Only a few large corporates are engaged in Sri Lankan exports and the government is keen to extend the list of exporters, said Minister of Finance and Media Mangala Samaraweera.
Speaking at the ‘Tech4Trade’ event yesterday, the Minister said that with this in mind the 2017 budget would offer a series of concessions to entice more SMEs to export. He said that under the Unity Government, the country regained the GSP Plus facility and also managed to lift the EU fish exports ban.
“This resulted very positively for Sri Lanka’s exports where there was an 82% increase in fish exports. In addition, there was 12.2% increase of apparel exports to EU last August.” “The government has also introduced several new tools such as Electronic Single Window and RMIS to simplify exports and this too would encourage more exporters. In addition, we will replace the ageing Customs Ordinance which was formulated in 1850 and also the Exercise Ordinance in 1912.”

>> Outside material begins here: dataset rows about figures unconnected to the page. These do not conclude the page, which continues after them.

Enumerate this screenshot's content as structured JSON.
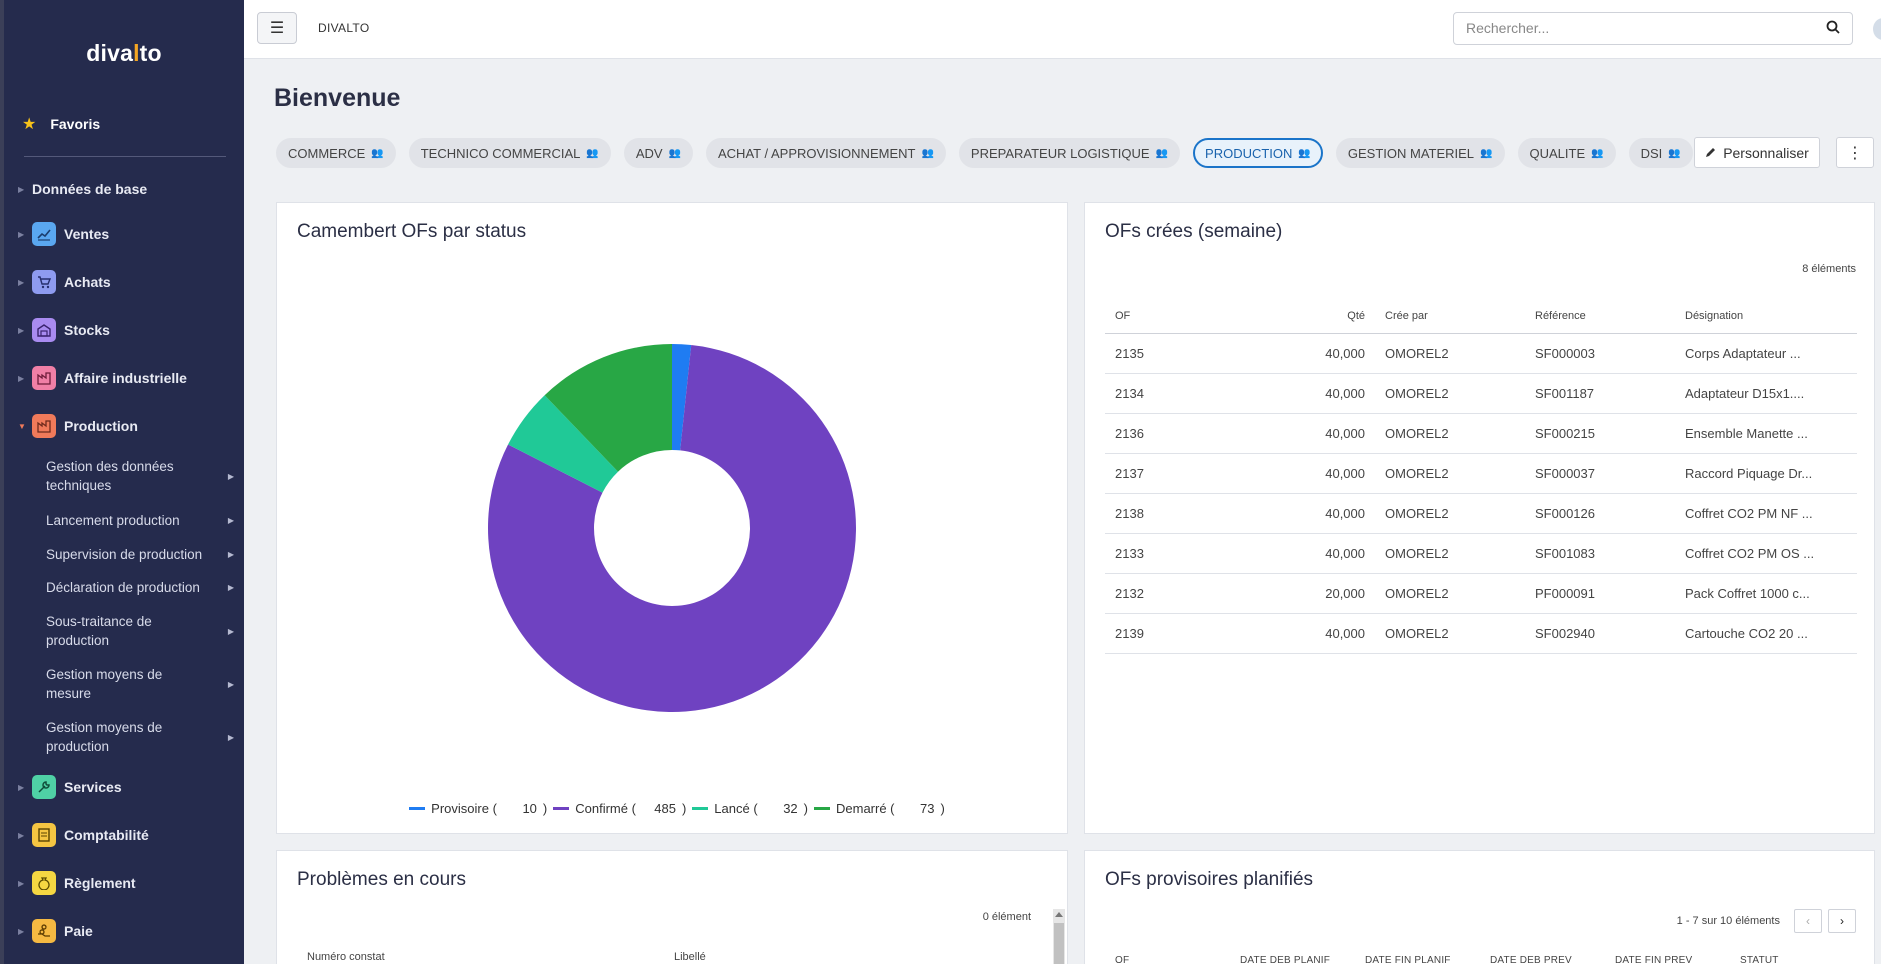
{
  "sidebar": {
    "logo_prefix": "diva",
    "logo_accent": "l",
    "logo_suffix": "to",
    "favorites_label": "Favoris",
    "items": [
      {
        "label": "Données de base",
        "icon": "",
        "color": ""
      },
      {
        "label": "Ventes",
        "icon": "chart-line-icon",
        "color": "#5aa7f0"
      },
      {
        "label": "Achats",
        "icon": "cart-icon",
        "color": "#8e9bf0"
      },
      {
        "label": "Stocks",
        "icon": "warehouse-icon",
        "color": "#a98bf0"
      },
      {
        "label": "Affaire industrielle",
        "icon": "factory-icon",
        "color": "#f07fa6"
      },
      {
        "label": "Production",
        "icon": "factory-icon",
        "color": "#f07a5a"
      },
      {
        "label": "Services",
        "icon": "wrench-icon",
        "color": "#4fd1a5"
      },
      {
        "label": "Comptabilité",
        "icon": "ledger-icon",
        "color": "#f5c542"
      },
      {
        "label": "Règlement",
        "icon": "money-bag-icon",
        "color": "#f5d742"
      },
      {
        "label": "Paie",
        "icon": "payroll-icon",
        "color": "#f5b942"
      }
    ],
    "production_sub": [
      "Gestion des données techniques",
      "Lancement production",
      "Supervision de production",
      "Déclaration de production",
      "Sous-traitance de production",
      "Gestion moyens de mesure",
      "Gestion moyens de production"
    ]
  },
  "topbar": {
    "app_name": "DIVALTO",
    "search_placeholder": "Rechercher..."
  },
  "page": {
    "title": "Bienvenue",
    "chips": [
      {
        "label": "COMMERCE",
        "active": false
      },
      {
        "label": "TECHNICO COMMERCIAL",
        "active": false
      },
      {
        "label": "ADV",
        "active": false
      },
      {
        "label": "ACHAT / APPROVISIONNEMENT",
        "active": false
      },
      {
        "label": "PREPARATEUR LOGISTIQUE",
        "active": false
      },
      {
        "label": "PRODUCTION",
        "active": true
      },
      {
        "label": "GESTION MATERIEL",
        "active": false
      },
      {
        "label": "QUALITE",
        "active": false
      },
      {
        "label": "DSI",
        "active": false
      }
    ],
    "customize_label": "Personnaliser"
  },
  "pie_card": {
    "title": "Camembert OFs par status"
  },
  "chart_data": {
    "type": "pie",
    "donut": true,
    "title": "Camembert OFs par status",
    "legend_position": "bottom",
    "series": [
      {
        "name": "Provisoire (",
        "value": 10,
        "suffix": ")",
        "color": "#1f7cf2"
      },
      {
        "name": "Confirmé (",
        "value": 485,
        "suffix": ")",
        "color": "#6f42c1"
      },
      {
        "name": "Lancé (",
        "value": 32,
        "suffix": ")",
        "color": "#20c997"
      },
      {
        "name": "Demarré (",
        "value": 73,
        "suffix": ")",
        "color": "#28a745"
      }
    ]
  },
  "of_card": {
    "title": "OFs crées (semaine)",
    "count": "8 éléments",
    "columns": [
      "OF",
      "Qté",
      "Crée par",
      "Référence",
      "Désignation"
    ],
    "rows": [
      [
        "2135",
        "40,000",
        "OMOREL2",
        "SF000003",
        "Corps Adaptateur ..."
      ],
      [
        "2134",
        "40,000",
        "OMOREL2",
        "SF001187",
        "Adaptateur D15x1...."
      ],
      [
        "2136",
        "40,000",
        "OMOREL2",
        "SF000215",
        "Ensemble Manette ..."
      ],
      [
        "2137",
        "40,000",
        "OMOREL2",
        "SF000037",
        "Raccord Piquage Dr..."
      ],
      [
        "2138",
        "40,000",
        "OMOREL2",
        "SF000126",
        "Coffret CO2 PM NF ..."
      ],
      [
        "2133",
        "40,000",
        "OMOREL2",
        "SF001083",
        "Coffret CO2 PM OS ..."
      ],
      [
        "2132",
        "20,000",
        "OMOREL2",
        "PF000091",
        "Pack Coffret 1000 c..."
      ],
      [
        "2139",
        "40,000",
        "OMOREL2",
        "SF002940",
        "Cartouche CO2 20 ..."
      ]
    ]
  },
  "problems_card": {
    "title": "Problèmes en cours",
    "count": "0 élément",
    "columns": [
      "Numéro constat",
      "Libellé"
    ]
  },
  "planned_card": {
    "title": "OFs provisoires planifiés",
    "pager_text": "1 - 7 sur 10 éléments",
    "columns": [
      "OF",
      "DATE DEB PLANIF",
      "DATE FIN PLANIF",
      "DATE DEB PREV",
      "DATE FIN PREV",
      "STATUT"
    ]
  }
}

Malik Samarawickrama, Minister of Development Strategies and International Trade said that Sri Lanka must be an economy that is driven by exports and private investment.

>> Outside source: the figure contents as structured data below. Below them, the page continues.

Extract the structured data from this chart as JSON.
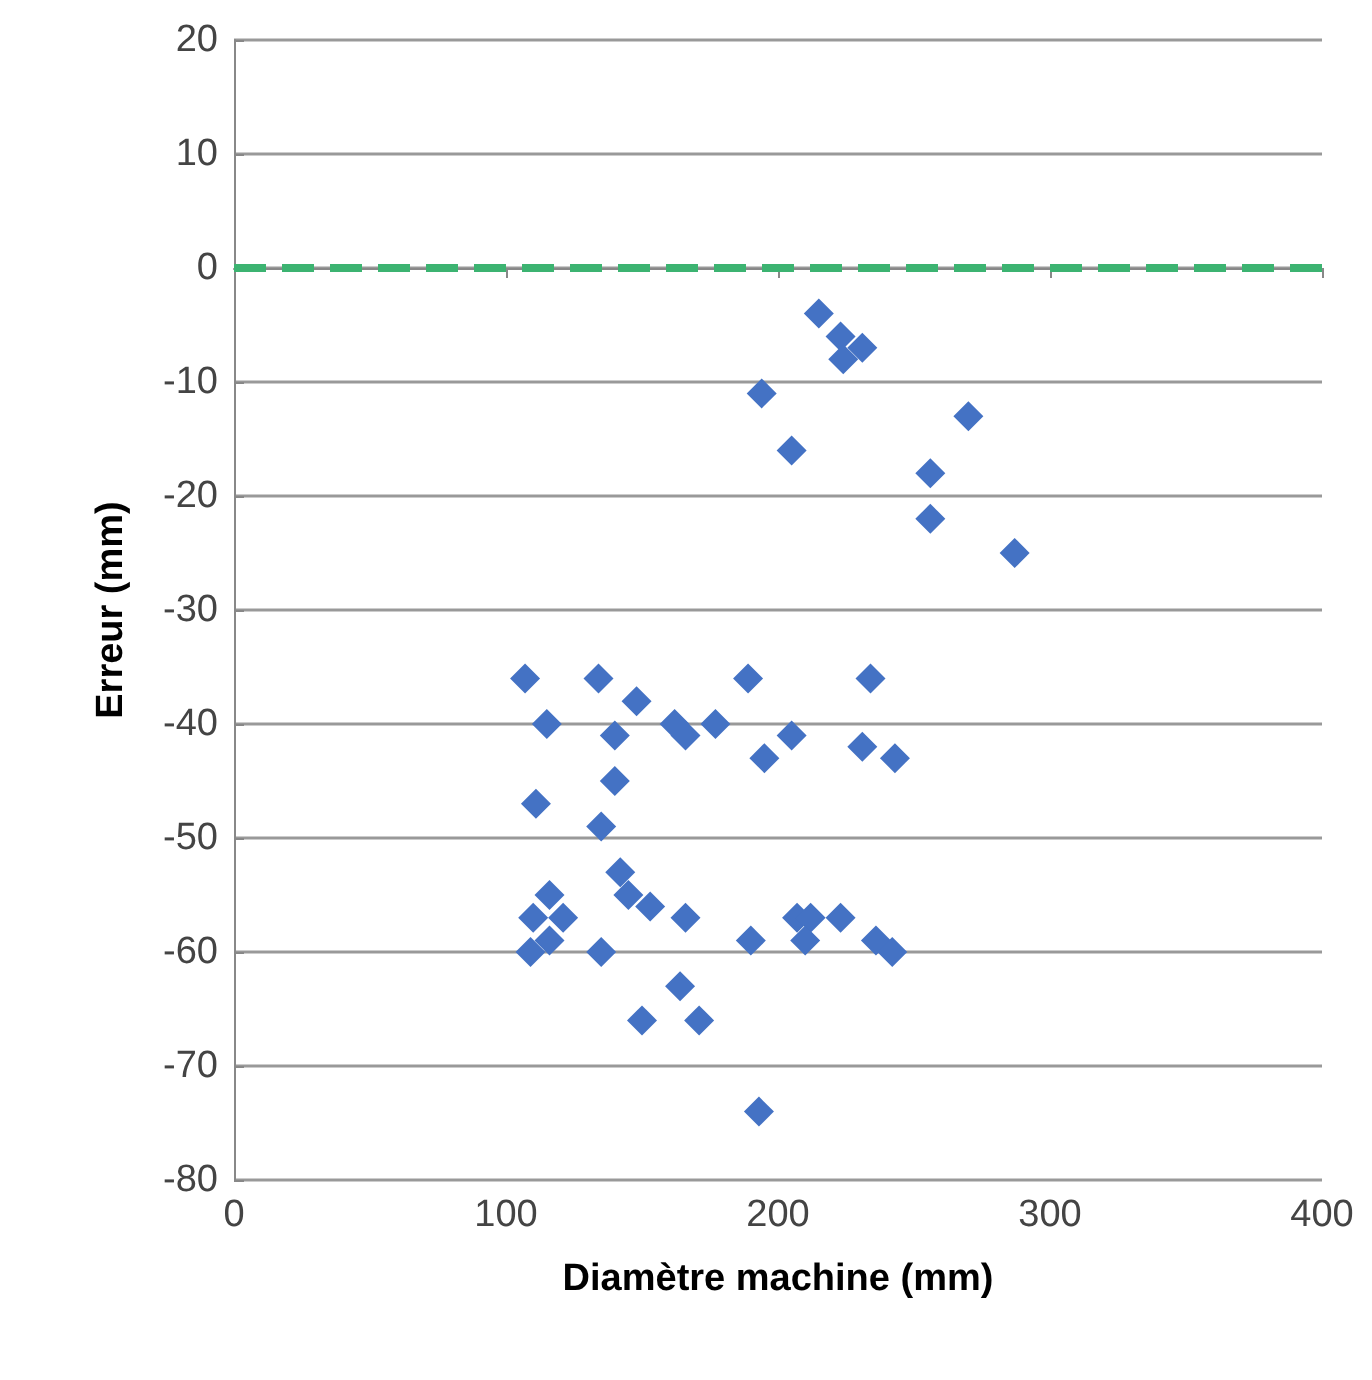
{
  "chart_data": {
    "type": "scatter",
    "xlabel": "Diamètre machine (mm)",
    "ylabel": "Erreur (mm)",
    "x": [
      194,
      215,
      223,
      224,
      231,
      205,
      270,
      256,
      256,
      287,
      107,
      115,
      111,
      134,
      148,
      140,
      140,
      135,
      162,
      166,
      177,
      189,
      195,
      205,
      234,
      231,
      243,
      116,
      110,
      121,
      109,
      116,
      135,
      142,
      145,
      153,
      166,
      164,
      150,
      171,
      190,
      193,
      207,
      212,
      210,
      223,
      236,
      242
    ],
    "series": [
      {
        "color": "#4472c4",
        "values": [
          -11,
          -4,
          -6,
          -8,
          -7,
          -16,
          -13,
          -18,
          -22,
          -25,
          -36,
          -40,
          -47,
          -36,
          -38,
          -41,
          -45,
          -49,
          -40,
          -41,
          -40,
          -36,
          -43,
          -41,
          -36,
          -42,
          -43,
          -55,
          -57,
          -57,
          -60,
          -59,
          -60,
          -53,
          -55,
          -56,
          -57,
          -63,
          -66,
          -66,
          -59,
          -74,
          -57,
          -57,
          -59,
          -57,
          -59,
          -60
        ]
      }
    ],
    "marker": "diamond",
    "xlim": [
      0,
      400
    ],
    "xticks": [
      0,
      100,
      200,
      300,
      400
    ],
    "ylim": [
      -80,
      20
    ],
    "yticks": [
      -80,
      -70,
      -60,
      -50,
      -40,
      -30,
      -20,
      -10,
      0,
      10,
      20
    ],
    "grid": "y",
    "ref_lines": [
      {
        "axis": "y",
        "value": 0,
        "color": "#3cb371",
        "line_style": "dashed"
      }
    ]
  }
}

“A trade-oriented strategy is the only path towards prosperity for our people.”
“There is a growing sense that some people simply have not benefited from trade and globalization. Government has made skills development a top priority and is investing more towards it. The business-as-usual approach simply will not work anymore. “Our government has clearly identified innovation as a key policy priority, if we are to move our economy into high gear, make our enterprises more competitive and build resilience to the rapid global changes taking place.”

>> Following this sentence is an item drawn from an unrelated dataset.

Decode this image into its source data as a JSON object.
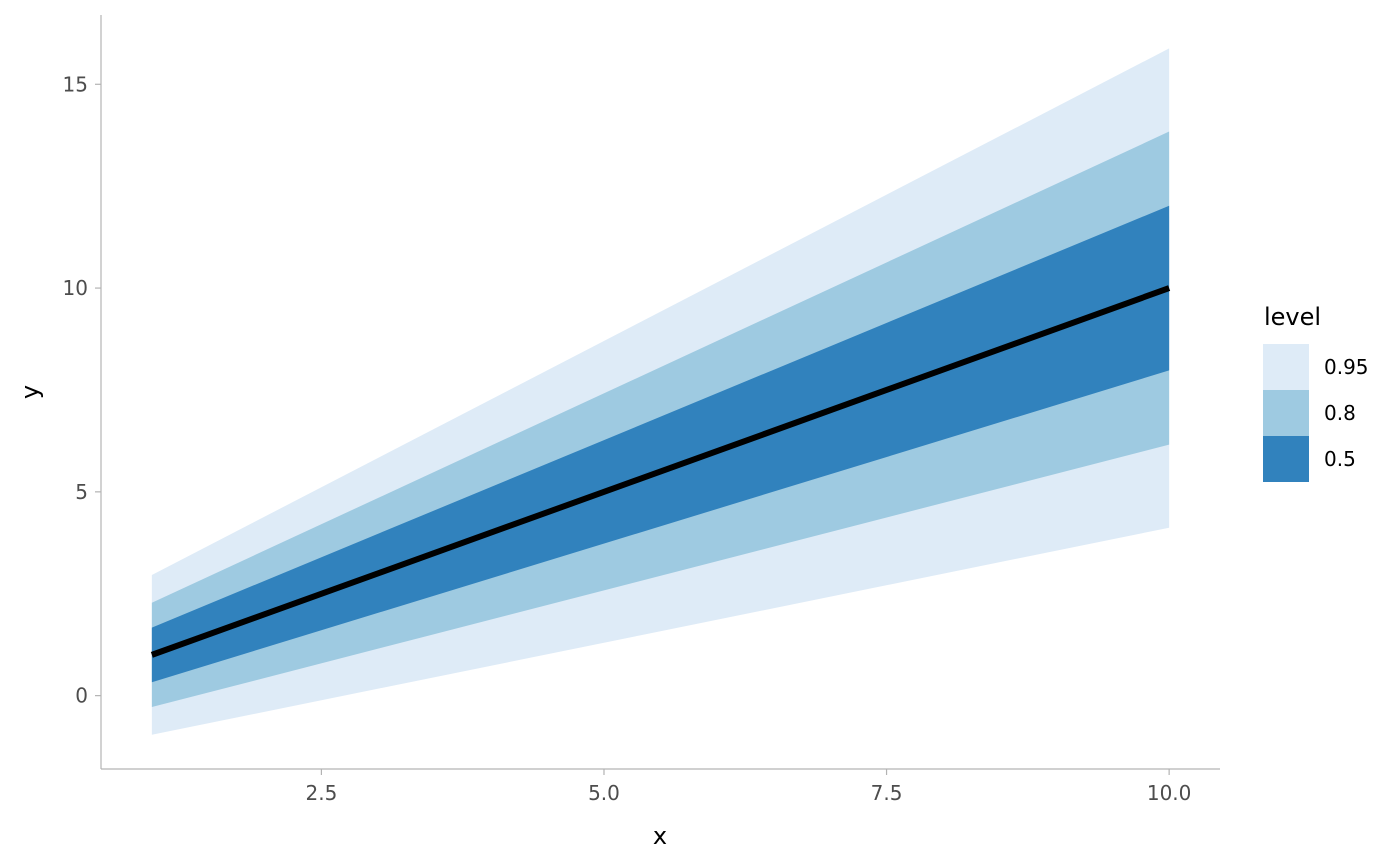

The Minister also noted that for every business, one day’s delay, that extra procedure, that time-consuming process, all adds up to business costs.
“It all adds to the cost of production, it all adds up to operating costs and it chips away at efficiency in the overall functioning of trade and the government is trying to correct this.”
“Improving trade facilitation will have the biggest impact on small and medium enterprises, which find it hardest and most costly to navigate through restrictive procedures and processes.”
“Trade finance continues to be a challenge, especially for SMEs, and we must do more to find technology-driven solutions for this.”
Minister also said that he was very impressed to learn that Australian banks have begun to pilot block chain trade transactions already. “I was also impressed that Australian fintech companies like Trade Ledger are helping SMEs obtain trade finance more easily.”
President Ceylon Chamber of Commerce Rajendra Theagarajah said that technology was important for businesses and systems like blockchain trade transactions helped banks to be better informed which can improve their financing of SMEs for trade.
Australian High Commissioner in Sri Lanka, Bryce Hutchesson said the Sri Lankan entrepreneur should invest more on technology like that the block chain which would reduce a lot of overheads for businesses.
He said that Sri Lanka has to concentrate more on exporters and the concurrent Australia and Sri Lanka bilateral trade too is at a low ebb of around one billion Australian dollars.
World Bank Country Representative, Idah Pswarayi-Riddihough said that Sri Lanka should try to reduce the trade transaction time.
“It takes a minimum of two days for Sri Lanka when it comes to clearing, while it is less than one day in both Vietnam and Thailand. “This also costs a uncalled for additional expense for them.”